The island in many ways gives them a clean slate - a tabula rasa, as one of the first episodes puts it. It is a fresh start and a chance for them to make themselves over as new people, without their past haunting them.

The ability to say that they are sorry, to confess the wrongs of their lives and to make amends is difficult. Kate finds that she cannot apologize for killing her step-father, nor Eko for the destruction that followed as he tried to save his brother from a similiar fate. But Charlie does find ways to say that he is sorry and successfully gives up heroin use. Sawyer makes amends with the survivors by throwing a boar feast. Juliet tries to prove she is on the side of the survivors through telling the truth about being a "mole."

And yet, as fear and anger take over, darkness again creeps in. On the first night in their camp, Eko takes the lives of two men that have tried to haul him off. Sayid returns to torture as a means of getting information. Sawyer just cannot leave the con alone when he feels that power has slipped away from him.

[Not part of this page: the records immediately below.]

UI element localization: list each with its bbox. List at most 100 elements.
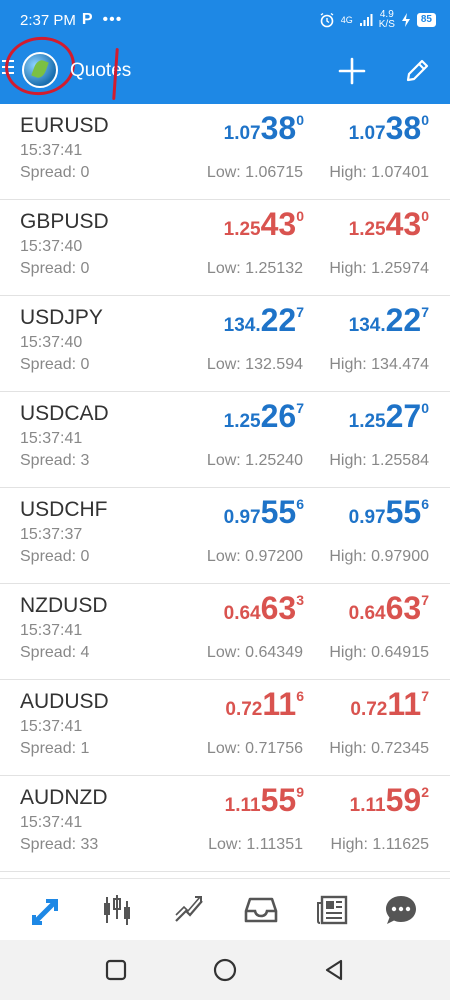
bid-price-fraction: 9 (296, 784, 304, 800)
high-value: High: 1.11625 (330, 836, 429, 853)
chat-icon[interactable] (384, 893, 418, 927)
low-value: Low: 0.71756 (206, 740, 303, 757)
bid-price-fraction: 0 (296, 112, 304, 128)
ask-price-pips: 59 (385, 782, 422, 818)
quote-row[interactable]: AUDUSD 15:37:41 Spread: 1 0.72116 0.7211… (0, 680, 450, 776)
quote-time: 15:37:37 (20, 526, 83, 543)
quote-row[interactable]: EURUSD 15:37:41 Spread: 0 1.07380 1.0738… (0, 104, 450, 200)
symbol-name: EURUSD (20, 114, 109, 137)
bid-price-fraction: 6 (296, 688, 304, 704)
low-value: Low: 132.594 (206, 356, 303, 373)
bid-price-prefix: 0.72 (225, 699, 263, 720)
bid-price-fraction: 3 (296, 592, 304, 608)
quote-row[interactable]: GBPUSD 15:37:40 Spread: 0 1.25430 1.2543… (0, 200, 450, 296)
ask-price-pips: 22 (385, 302, 422, 338)
bid-price-pips: 22 (260, 302, 297, 338)
status-bar: 2:37 PM P ••• 4G 4.9 K/S 85 (0, 0, 450, 40)
high-value: High: 1.07401 (329, 164, 429, 181)
bid-price: 134.227 (224, 302, 304, 342)
battery-indicator: 85 (416, 13, 436, 27)
bid-price-pips: 26 (260, 398, 297, 434)
ask-price-fraction: 2 (421, 784, 429, 800)
low-value: Low: 0.97200 (206, 548, 303, 565)
square-icon[interactable] (104, 958, 128, 982)
inbox-icon[interactable] (244, 893, 278, 927)
quotes-arrows-icon[interactable] (30, 893, 64, 927)
quote-row[interactable]: USDCHF 15:37:37 Spread: 0 0.97556 0.9755… (0, 488, 450, 584)
symbol-name: USDCAD (20, 402, 109, 425)
low-value: Low: 0.64349 (206, 644, 303, 661)
p-notification-icon: P (81, 11, 93, 28)
quote-time: 15:37:41 (20, 718, 83, 735)
bid-price: 0.97556 (224, 494, 304, 534)
ask-price: 0.64637 (349, 590, 429, 630)
ask-price-prefix: 0.72 (350, 699, 388, 720)
quote-time: 15:37:40 (20, 334, 83, 351)
quote-time: 15:37:41 (20, 430, 83, 447)
bid-price-pips: 38 (260, 110, 297, 146)
trade-chart-icon[interactable] (172, 893, 206, 927)
low-value: Low: 1.25132 (206, 260, 303, 277)
more-notifications-icon: ••• (102, 11, 123, 28)
quote-time: 15:37:41 (20, 142, 83, 159)
spread-value: Spread: 4 (20, 644, 90, 661)
bid-price-prefix: 1.25 (223, 219, 261, 240)
bid-price-pips: 11 (262, 686, 297, 722)
circle-icon[interactable] (213, 958, 237, 982)
bid-price-prefix: 1.07 (223, 123, 261, 144)
network-speed: 4.9 K/S (378, 9, 395, 30)
app-bar: Quotes (0, 32, 450, 104)
ask-price-fraction: 7 (421, 592, 429, 608)
triangle-back-icon[interactable] (322, 958, 346, 982)
edit-pencil-icon[interactable] (402, 56, 432, 86)
alarm-icon (320, 12, 334, 28)
charging-icon (401, 13, 410, 27)
ask-price-prefix: 0.97 (348, 507, 386, 528)
page-title: Quotes (70, 60, 132, 81)
low-value: Low: 1.06715 (206, 164, 303, 181)
quote-row[interactable]: USDJPY 15:37:40 Spread: 0 134.227 134.22… (0, 296, 450, 392)
ask-price-fraction: 0 (421, 208, 429, 224)
ask-price-pips: 27 (385, 398, 422, 434)
bid-price: 1.11559 (225, 782, 304, 822)
bid-price: 0.72116 (225, 686, 304, 726)
ask-price: 1.25270 (349, 398, 429, 438)
quote-row[interactable]: AUDNZD 15:37:41 Spread: 33 1.11559 1.115… (0, 776, 450, 872)
quote-row[interactable]: USDCAD 15:37:41 Spread: 3 1.25267 1.2527… (0, 392, 450, 488)
high-value: High: 134.474 (329, 356, 429, 373)
add-symbol-button[interactable] (337, 56, 367, 86)
ask-price-pips: 63 (385, 590, 422, 626)
system-nav-bar (0, 940, 450, 1000)
ask-price-fraction: 7 (421, 688, 429, 704)
high-value: High: 0.64915 (329, 644, 429, 661)
high-value: High: 1.25584 (329, 452, 429, 469)
ask-price-pips: 43 (385, 206, 422, 242)
bid-price: 1.25430 (224, 206, 304, 246)
ask-price-pips: 55 (385, 494, 422, 530)
bid-price-fraction: 0 (296, 208, 304, 224)
ask-price: 1.07380 (349, 110, 429, 150)
spread-value: Spread: 0 (20, 260, 90, 277)
candlestick-chart-icon[interactable] (100, 893, 134, 927)
bid-price-pips: 55 (260, 782, 297, 818)
bid-price-prefix: 1.11 (224, 795, 261, 816)
ask-price-fraction: 0 (421, 400, 429, 416)
ask-price-fraction: 6 (421, 496, 429, 512)
ask-price-fraction: 0 (421, 112, 429, 128)
spread-value: Spread: 33 (20, 836, 99, 853)
news-icon[interactable] (316, 893, 350, 927)
bid-price: 1.07380 (224, 110, 304, 150)
high-value: High: 0.97900 (329, 548, 429, 565)
symbol-name: GBPUSD (20, 210, 109, 233)
symbol-name: USDCHF (20, 498, 108, 521)
annotation-circle (1, 32, 79, 100)
ask-price: 1.11592 (350, 782, 429, 822)
ask-price-prefix: 0.64 (348, 603, 386, 624)
bid-price-prefix: 134. (223, 315, 261, 336)
bid-price-fraction: 7 (296, 400, 304, 416)
status-time: 2:37 PM (20, 11, 76, 29)
low-value: Low: 1.25240 (206, 452, 303, 469)
quote-row[interactable]: NZDUSD 15:37:41 Spread: 4 0.64633 0.6463… (0, 584, 450, 680)
ask-price-prefix: 1.25 (348, 219, 386, 240)
symbol-name: AUDNZD (20, 786, 108, 809)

In the game of backgammon, light and darkness cannot exist on the same point at the same time. Either there are too many counters of the one color and the other cannot move in, or there is a one on one confrontation. As the light or dark counter moves onto a point occupied by another - the "blot" - the blot must leave the board and is placed on the bar between the sides of the board. That counter must now start from the beginning and make its way all the way back around the board.

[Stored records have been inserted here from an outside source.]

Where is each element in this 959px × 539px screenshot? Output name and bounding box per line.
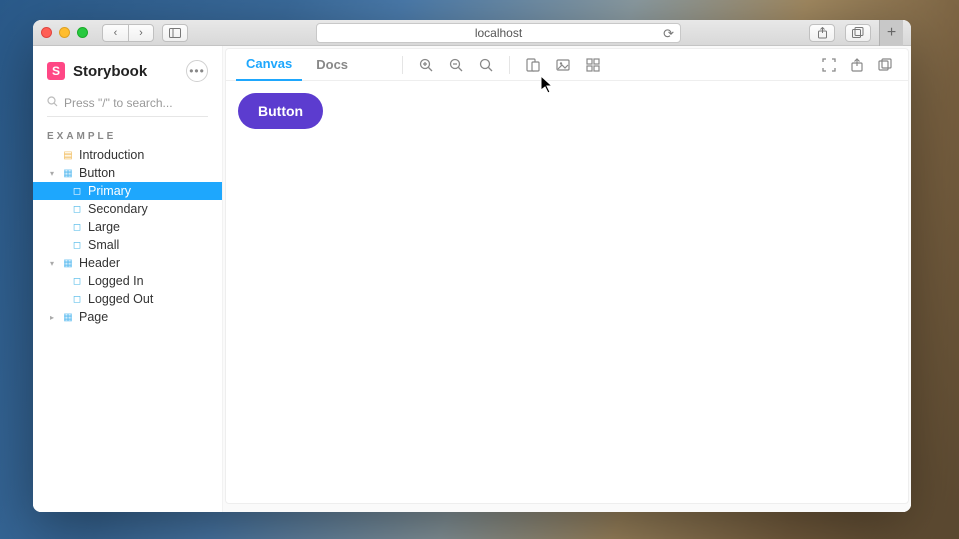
search-placeholder: Press "/" to search... [64, 96, 173, 110]
bookmark-icon: ◻ [71, 204, 83, 215]
browser-chrome: ‹ › localhost ⟳ + [33, 20, 911, 46]
component-icon: ▦ [62, 312, 74, 323]
search-input[interactable]: Press "/" to search... [47, 96, 208, 117]
sidebar-toggle-button[interactable] [162, 24, 188, 42]
divider [509, 56, 510, 74]
sidebar-header: S Storybook ••• [33, 54, 222, 88]
caret-down-icon: ▾ [47, 259, 57, 268]
sidebar-item-introduction[interactable]: ▤ Introduction [33, 146, 222, 164]
app-title: Storybook [73, 63, 147, 80]
browser-back-button[interactable]: ‹ [102, 24, 128, 42]
zoom-in-button[interactable] [413, 52, 439, 78]
zoom-out-button[interactable] [443, 52, 469, 78]
sidebar-item-label: Secondary [88, 202, 148, 216]
grid-button[interactable] [580, 52, 606, 78]
sidebar-item-header[interactable]: ▾ ▦ Header [33, 254, 222, 272]
new-tab-button[interactable]: + [879, 20, 903, 46]
window-zoom-icon[interactable] [77, 27, 88, 38]
sidebar-item-label: Header [79, 256, 120, 270]
copy-link-button[interactable] [872, 52, 898, 78]
toolbar: Canvas Docs [226, 49, 908, 81]
sidebar-item-label: Primary [88, 184, 131, 198]
sidebar-item-label: Large [88, 220, 120, 234]
bookmark-icon: ◻ [71, 276, 83, 287]
sidebar-item-label: Small [88, 238, 119, 252]
share-button[interactable] [809, 24, 835, 42]
reload-icon[interactable]: ⟳ [663, 26, 674, 42]
browser-forward-button[interactable]: › [128, 24, 154, 42]
main-panel: Canvas Docs [223, 46, 911, 512]
sidebar-item-label: Logged Out [88, 292, 153, 306]
sidebar: S Storybook ••• Press "/" to search... E… [33, 46, 223, 512]
sidebar-item-secondary[interactable]: ◻ Secondary [33, 200, 222, 218]
document-icon: ▤ [62, 150, 74, 161]
sidebar-menu-button[interactable]: ••• [186, 60, 208, 82]
sidebar-item-logged-out[interactable]: ◻ Logged Out [33, 290, 222, 308]
sidebar-item-label: Logged In [88, 274, 144, 288]
sidebar-group-label: EXAMPLE [33, 121, 222, 146]
window-close-icon[interactable] [41, 27, 52, 38]
storybook-logo-icon: S [47, 62, 65, 80]
open-new-tab-button[interactable] [844, 52, 870, 78]
sidebar-item-page[interactable]: ▸ ▦ Page [33, 308, 222, 326]
sidebar-item-large[interactable]: ◻ Large [33, 218, 222, 236]
search-icon [47, 96, 58, 110]
fullscreen-button[interactable] [816, 52, 842, 78]
preview-button[interactable]: Button [238, 93, 323, 129]
sidebar-item-label: Page [79, 310, 108, 324]
browser-window: ‹ › localhost ⟳ + S Storybook ••• [33, 20, 911, 512]
divider [402, 56, 403, 74]
caret-down-icon: ▾ [47, 169, 57, 178]
address-bar[interactable]: localhost ⟳ [316, 23, 681, 43]
zoom-reset-button[interactable] [473, 52, 499, 78]
tab-docs[interactable]: Docs [306, 49, 358, 81]
viewport-button[interactable] [520, 52, 546, 78]
sidebar-item-primary[interactable]: ◻ Primary [33, 182, 222, 200]
sidebar-item-label: Introduction [79, 148, 144, 162]
canvas-preview: Button [226, 81, 908, 503]
caret-right-icon: ▸ [47, 313, 57, 322]
tabs-button[interactable] [845, 24, 871, 42]
bookmark-icon: ◻ [71, 186, 83, 197]
bookmark-icon: ◻ [71, 240, 83, 251]
window-minimize-icon[interactable] [59, 27, 70, 38]
sidebar-item-label: Button [79, 166, 115, 180]
address-text: localhost [475, 26, 522, 40]
bookmark-icon: ◻ [71, 222, 83, 233]
sidebar-item-logged-in[interactable]: ◻ Logged In [33, 272, 222, 290]
background-button[interactable] [550, 52, 576, 78]
component-icon: ▦ [62, 168, 74, 179]
sidebar-item-small[interactable]: ◻ Small [33, 236, 222, 254]
tab-canvas[interactable]: Canvas [236, 49, 302, 81]
bookmark-icon: ◻ [71, 294, 83, 305]
sidebar-item-button[interactable]: ▾ ▦ Button [33, 164, 222, 182]
component-icon: ▦ [62, 258, 74, 269]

That constant interplay, the struggle between light and dark is present in our lives. Faced with temptation, encountered with fear, we must make a choice to move and to confront those opposing forces or to sit back and wait for the darkness to win. As we see all too clearly in Lost, mistrust and secrecy become avenues for darkness to work. Yet, we know through scriptures that through prayer, through community, through open hearts, we are strengthened by others and by God to face those opposing forces. Jack's famous, "live together, die alone," is not only a statement about survival - but a recipe for how they can strengthen themselves for the battle of hearts and minds. If only they could figure out a way to follow it.